そう思うと心が軽くなった気がするのは、お酒のせいだろうか……?
いや、それだけじゃない。
相手がクロード様だから、私は今こんなにも安心できているのだ。
「おかわり、いただこうかしら」
「大丈夫か? 飲みすぎではないか?」
「このぐらい平気ですわ。ふふ」
過保護なクロード様が、何だか可愛らしく思えてくる。
これまで、クロード様に対してカッコイイと思う事はあったけれど、こんな感情を抱くのは初めてかもしれない。
「じゃあ、俺ももう一杯」
お互いのグラスにシャンパンを注ぐと、再び乾杯をする。
窓から注ぐ月明りと、蝋燭の淡い灯り。
そんな優しい光りに薄っすらと照らされるクロード様の表情には、ふんわりと自然な笑みが浮かんでいる。
「不思議なものだな」
「不思議、ですか?」
「ああ、どうしてメアリーといると、こんなにも落ち着くのかと思ってな」
「落ち着く、ですか……」
それは私も、同じだった。
クロード様といると、不思議と落ち着く感じがする――。
これまでは、幼少の頃からの関係があるからだと思っていた。
けれど今は、それだけではない事が分かる。
相手がクロード様だから、私は安心するのだと――。
「――しかし、今日のメアリーは本当に綺麗だ」
「ふふ、ありがとうございます。もしかしてクロード様、婚約解消されたことを後悔しています?」
「……ああ、そうだな」
酔いに任せて、冗談交じりで少しだけ調子に乗ってみた私に対して、クロード様ははっきりと答えた。
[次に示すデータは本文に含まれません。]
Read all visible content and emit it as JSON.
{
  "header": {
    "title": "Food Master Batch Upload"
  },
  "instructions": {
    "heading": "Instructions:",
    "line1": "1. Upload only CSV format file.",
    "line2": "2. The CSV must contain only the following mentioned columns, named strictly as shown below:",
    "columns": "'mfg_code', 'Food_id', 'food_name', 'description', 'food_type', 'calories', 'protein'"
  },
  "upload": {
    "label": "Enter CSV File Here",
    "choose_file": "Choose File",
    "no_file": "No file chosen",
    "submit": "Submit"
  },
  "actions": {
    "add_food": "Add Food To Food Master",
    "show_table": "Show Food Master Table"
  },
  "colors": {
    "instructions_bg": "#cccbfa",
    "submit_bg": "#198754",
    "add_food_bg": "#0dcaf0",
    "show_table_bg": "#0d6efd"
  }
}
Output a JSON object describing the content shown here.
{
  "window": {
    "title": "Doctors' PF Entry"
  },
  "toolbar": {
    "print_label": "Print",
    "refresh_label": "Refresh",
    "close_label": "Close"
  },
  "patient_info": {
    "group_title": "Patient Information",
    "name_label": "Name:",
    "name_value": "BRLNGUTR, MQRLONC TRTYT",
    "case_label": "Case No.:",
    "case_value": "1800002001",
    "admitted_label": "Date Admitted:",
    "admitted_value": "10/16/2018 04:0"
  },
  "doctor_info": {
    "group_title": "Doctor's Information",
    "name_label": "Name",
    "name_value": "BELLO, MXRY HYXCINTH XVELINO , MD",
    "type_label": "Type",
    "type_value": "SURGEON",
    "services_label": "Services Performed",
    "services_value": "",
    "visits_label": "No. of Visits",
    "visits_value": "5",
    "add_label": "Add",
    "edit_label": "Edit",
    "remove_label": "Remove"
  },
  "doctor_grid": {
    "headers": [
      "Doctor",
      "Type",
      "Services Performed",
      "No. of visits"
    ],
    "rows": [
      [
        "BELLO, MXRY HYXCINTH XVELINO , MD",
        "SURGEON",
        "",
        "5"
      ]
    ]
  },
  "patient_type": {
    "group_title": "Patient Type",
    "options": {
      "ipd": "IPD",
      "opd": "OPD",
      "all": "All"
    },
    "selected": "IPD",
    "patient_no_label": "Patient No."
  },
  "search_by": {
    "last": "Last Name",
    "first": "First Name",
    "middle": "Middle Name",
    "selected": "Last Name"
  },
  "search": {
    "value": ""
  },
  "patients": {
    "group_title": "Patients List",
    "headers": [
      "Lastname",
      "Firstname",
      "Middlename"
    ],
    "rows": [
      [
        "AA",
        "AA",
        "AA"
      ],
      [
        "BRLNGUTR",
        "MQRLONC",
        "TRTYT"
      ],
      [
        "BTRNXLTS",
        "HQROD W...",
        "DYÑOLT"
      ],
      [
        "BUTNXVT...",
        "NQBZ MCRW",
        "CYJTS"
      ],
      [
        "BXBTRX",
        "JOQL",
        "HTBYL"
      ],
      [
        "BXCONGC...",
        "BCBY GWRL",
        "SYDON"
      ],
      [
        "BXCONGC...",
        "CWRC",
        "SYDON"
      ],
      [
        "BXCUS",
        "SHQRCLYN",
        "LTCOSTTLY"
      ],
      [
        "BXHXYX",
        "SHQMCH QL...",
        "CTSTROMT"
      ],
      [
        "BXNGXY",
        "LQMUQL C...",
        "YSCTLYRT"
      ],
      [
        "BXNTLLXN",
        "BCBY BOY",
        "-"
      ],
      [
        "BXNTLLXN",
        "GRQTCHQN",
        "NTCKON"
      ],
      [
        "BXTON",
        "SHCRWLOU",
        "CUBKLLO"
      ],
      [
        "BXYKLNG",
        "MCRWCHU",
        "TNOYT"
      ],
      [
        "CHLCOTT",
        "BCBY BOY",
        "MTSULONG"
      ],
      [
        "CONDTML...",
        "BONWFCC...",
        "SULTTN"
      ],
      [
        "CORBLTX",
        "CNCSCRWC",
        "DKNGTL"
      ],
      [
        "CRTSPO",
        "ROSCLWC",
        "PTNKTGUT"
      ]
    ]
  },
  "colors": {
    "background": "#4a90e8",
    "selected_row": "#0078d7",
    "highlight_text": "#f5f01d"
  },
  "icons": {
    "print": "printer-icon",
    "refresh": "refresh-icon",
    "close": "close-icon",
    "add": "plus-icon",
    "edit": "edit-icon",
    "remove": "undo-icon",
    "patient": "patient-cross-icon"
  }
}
その予想外の返答に、私の胸はトクンと一度大きく跳ね上がる――。
「今日までずっと、俺は後悔してきた」
「え、えっと……」
「メアリー。どうやら俺は、お前に惚れてしまっているようだ――」
そしてクロード様は、真っすぐに私の目を見つめながら、思いを伝えて下さるのでした――。